"as coisas estão no mundo só que eu preciso aprender"
"vivemos, estamos vivendo, lutando para justificar nossas vidas"
(Paulinho da Viola)
Há tardes absolutamente mágicas. Há dias em que o acaso se ri para nós, na esquina de uma rua todos os dias calcorreada, e nós, mais disponíveis para amar o amor do presente, acendemos "a vela no breu". No breu da nossa fugacidade. No breu da imprevisibilidade, com atenção devida, pois, estamos mais disponíveis para sermos levados, sem agenda, sem horários, sem compromissos, apenas um pacto provisório com o nada. Estamos a viver um pedaço de vida como ela for.

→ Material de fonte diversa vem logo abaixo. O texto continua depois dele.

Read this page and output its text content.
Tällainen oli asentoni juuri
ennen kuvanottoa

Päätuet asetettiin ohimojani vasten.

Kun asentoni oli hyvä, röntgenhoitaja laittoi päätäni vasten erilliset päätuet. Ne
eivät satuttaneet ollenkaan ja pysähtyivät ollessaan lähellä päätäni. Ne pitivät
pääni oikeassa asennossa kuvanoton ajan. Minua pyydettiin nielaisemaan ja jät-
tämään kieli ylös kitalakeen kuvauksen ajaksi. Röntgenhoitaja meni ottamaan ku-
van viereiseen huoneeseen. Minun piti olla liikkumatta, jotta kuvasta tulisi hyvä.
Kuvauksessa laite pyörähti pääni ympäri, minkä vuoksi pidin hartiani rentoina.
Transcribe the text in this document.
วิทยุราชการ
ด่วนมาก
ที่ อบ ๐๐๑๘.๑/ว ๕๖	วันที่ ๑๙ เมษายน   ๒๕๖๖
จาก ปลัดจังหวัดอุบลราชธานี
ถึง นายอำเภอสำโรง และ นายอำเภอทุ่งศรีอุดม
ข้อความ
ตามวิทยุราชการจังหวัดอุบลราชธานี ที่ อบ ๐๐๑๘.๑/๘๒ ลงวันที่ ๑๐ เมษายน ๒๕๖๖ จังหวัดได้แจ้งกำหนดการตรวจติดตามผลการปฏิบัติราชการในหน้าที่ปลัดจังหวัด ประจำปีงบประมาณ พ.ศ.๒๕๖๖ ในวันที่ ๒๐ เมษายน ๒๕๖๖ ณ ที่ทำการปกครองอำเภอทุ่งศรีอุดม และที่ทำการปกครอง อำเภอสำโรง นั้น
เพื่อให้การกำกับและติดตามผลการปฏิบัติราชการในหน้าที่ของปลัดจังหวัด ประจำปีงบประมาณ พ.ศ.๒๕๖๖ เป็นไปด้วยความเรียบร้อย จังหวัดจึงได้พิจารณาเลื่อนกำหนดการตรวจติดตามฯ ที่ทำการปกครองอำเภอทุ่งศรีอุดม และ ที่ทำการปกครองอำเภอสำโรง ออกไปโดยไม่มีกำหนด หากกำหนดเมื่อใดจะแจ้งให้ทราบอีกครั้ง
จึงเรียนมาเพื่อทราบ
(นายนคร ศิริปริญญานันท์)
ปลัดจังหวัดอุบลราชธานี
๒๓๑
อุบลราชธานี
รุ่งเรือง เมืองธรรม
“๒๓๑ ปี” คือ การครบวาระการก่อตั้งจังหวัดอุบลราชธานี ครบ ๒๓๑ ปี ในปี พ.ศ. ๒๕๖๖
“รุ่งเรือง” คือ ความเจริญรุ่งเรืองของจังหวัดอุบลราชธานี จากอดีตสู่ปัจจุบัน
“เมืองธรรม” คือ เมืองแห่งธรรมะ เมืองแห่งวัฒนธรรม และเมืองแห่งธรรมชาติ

Pus a Pentax K-1000 na bolsa, o velvia ainda lá está a carecer de 10 cliques para virar revelação e positivo, e levei a vida para a tarde. Mas quis ela, porque já tinha outros planos para mim, que voltasse ao lugar de um pequeno crime sem maldade e não terminasse os dez frames finais. Isso porque, apercebo-me, tenho queda para a serendipidade.
Ando a investigar os prédios antigos da cidade com propósitos, claro, fotográficos. Se perguntarem digo a verdade, que adoro a doçura e a meiguice de prédios antigos, que gosto de espreitar fechaduras improvisadas à procura de histórias. Que sou uma miúda curiosamente metida que se encanta com placas antigas de telefones ainda do tempo de ingleses, com portas de vidro com nome de detetives privados, com campaínhas de ferro e maçanetas velhas. E isto com a idade fica cada vez pior. Sem nostalgias. Mas a atualidade noticiosa e a frugalidade das conversas superficiais interessam-me cada vez menos e estou empenhada em viver dias felizes todos os dias, com calma e horas que valham a pena. Um imenso agora, porque é o que realmente importa, na justa selecção do tempo.
Voltei ao local do delito porque a primeira vez que fui lá parar a porta estava fechada. Desta vez a porta estava entreaberta e o Nuno Moreira, senhor dos seus competentes 56 anos, talvez, um artesão do vinyl -porque os lava, limpa, estima, preserva e torna capas velhas em novas - me recebe como quem estava à minha espera. Nunca nos víramos. Passamos a tarde a falar e a ouvir música de intervenção (Adriano, José Mário Branco, Fausto, Manuel Freire, e outros como o Gabinete de Acção cultural), Carlos Paredes ao vivo em Frankfurt, James Brown, bossa nova (João Gilberto, sobretudo) e Carmen Miranda. Ah, quase me esquecia: e os Beatles portugueses. Os sheikes. Alguém se lembra?
As paredes e a memória dele contaram histórias. Embeveci. E, depois, ele fez questão de me mostrar os cantos à casa. Ou melhor dos corredores daquele andar, porque são casas onde as vidas se passam num corredor que atravessa a casa. Do lado de dentro casas residenciais. Do lado da rua, escritórios. Naquele piso, particularmente, encontros ecuménicos: a sala de vinis novos, a sala de vinis velhos, um tarólogo, uma vendedora de produtos de cosmética natural, uma sala de reuniões espíritas e a sala da associação de detetives privados vazia, por alugar. Há ainda uma cantora lírica reformada que fez carreira na América Latina. O prédio, um organismo vivo.
Na contabilidade da despedida trouxe "O melhor de João Gilberto", "James Brown" e o Paulinho da Viola, "Memórias Cantando". Lá deixei reservados a Carmen Miranda, o Carlos Paredes e a coletânea de música de intervenção. A vida, dizia Nelson Rodrigues, como ela é. Talvez esta seja uma forma de amor universal.